Denman's speech was part of the seventh annual All-Ohio Lesbian/Gay conference held here last weekend by CWRU's Lesbian/Gay Student Union.

"I was an adamant homophobic," said Denman. She explained that she had been an ardent supporter of the Methodist Church and agreed that homosexuals should be banned from entering the clergy. "And then I fell in love with a woman," she said. Denman said she became involved with Winnie Weir, a friend of several years.

Denman requested a leave of absence from her position as a Methodist minister to deal with her identity crisis. During her leave, she wrote for a gay/lesbian newspaper. Weir's former lover sent several articles written by Denman to a Methodist bishop.

"I was told to remain celibate or leave the ministry," she said. Denman then asked the bishop for a third leave of absence in order to make a transition from the Methodist Church to the Unitarian Universalists Association.

The bishop denied her leave and also demanded that she turn in her ordination papers. Denman refused to comply.

"He issued charges that I was a self-avowed practicing lesbian," said Denman. A jury of ministers that the bishop selected found Denman in violation of church law.

"As far as I'm' concerned, I won that trial because a lot of the country saw that the Church is divided and not united, as it says it is," she said. "I hope that more and more gay and lesbian ministers will come out."
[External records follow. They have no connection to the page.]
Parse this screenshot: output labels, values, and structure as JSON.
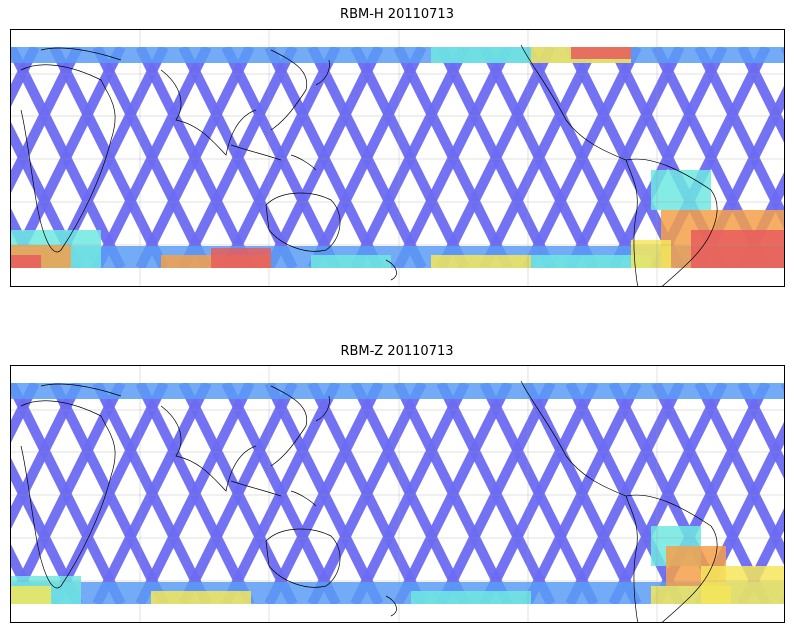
{
  "panels": [
    {
      "title": "RBM-H 20110713"
    },
    {
      "title": "RBM-Z 20110713"
    }
  ],
  "colors": {
    "low": "#6a6af2",
    "mid_low": "#5b9cf5",
    "mid": "#6ee8e0",
    "mid_high": "#9df58a",
    "high": "#f5e65a",
    "higher": "#f5a04a",
    "max": "#e85c5c"
  }
}
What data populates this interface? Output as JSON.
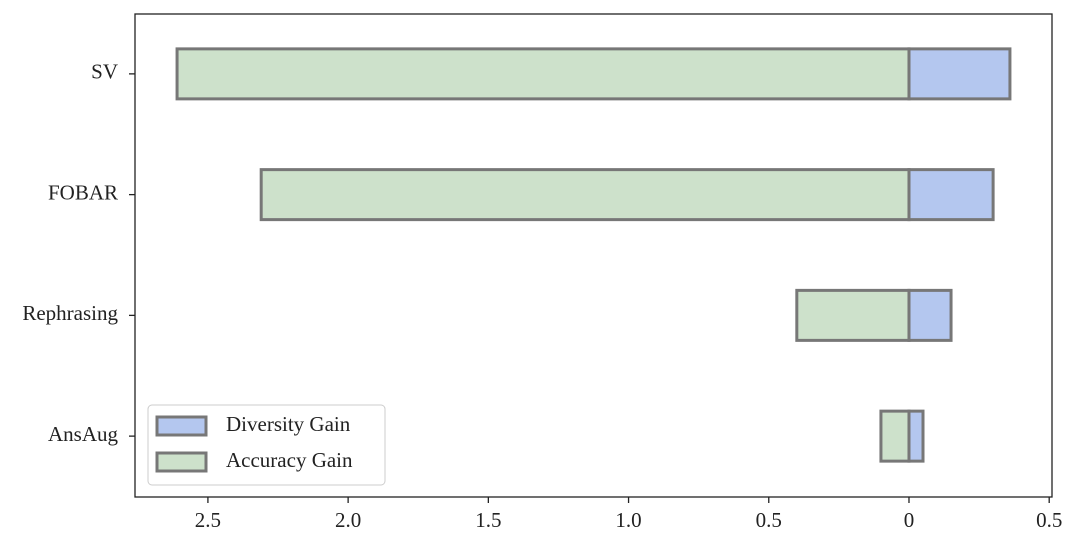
{
  "chart_data": {
    "type": "diverging-bar",
    "categories": [
      "SV",
      "FOBAR",
      "Rephrasing",
      "AnsAug"
    ],
    "series": [
      {
        "name": "Diversity Gain",
        "color": "#b4c7ef",
        "values": [
          0.36,
          0.3,
          0.15,
          0.05
        ]
      },
      {
        "name": "Accuracy Gain",
        "color": "#cde1cb",
        "values": [
          -2.61,
          -2.31,
          -0.4,
          -0.1
        ]
      }
    ],
    "xlim": [
      -2.76,
      0.51
    ],
    "xticks": [
      {
        "value": -2.5,
        "label": "2.5"
      },
      {
        "value": -2.0,
        "label": "2.0"
      },
      {
        "value": -1.5,
        "label": "1.5"
      },
      {
        "value": -1.0,
        "label": "1.0"
      },
      {
        "value": -0.5,
        "label": "0.5"
      },
      0,
      0.5
    ],
    "legend": "lower left"
  }
}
Denman said that homosexuals should define themselves and not let anyone else tell them who they are. "We have to recognize who we are before we can have anybody else recognize us," she said.

According to Martha Pontoni, editor of Gay People's Chronicle and a member of LGSU, 376 people participated in the conference. "This is the biggest (conference) we've ever had," Pontoni said.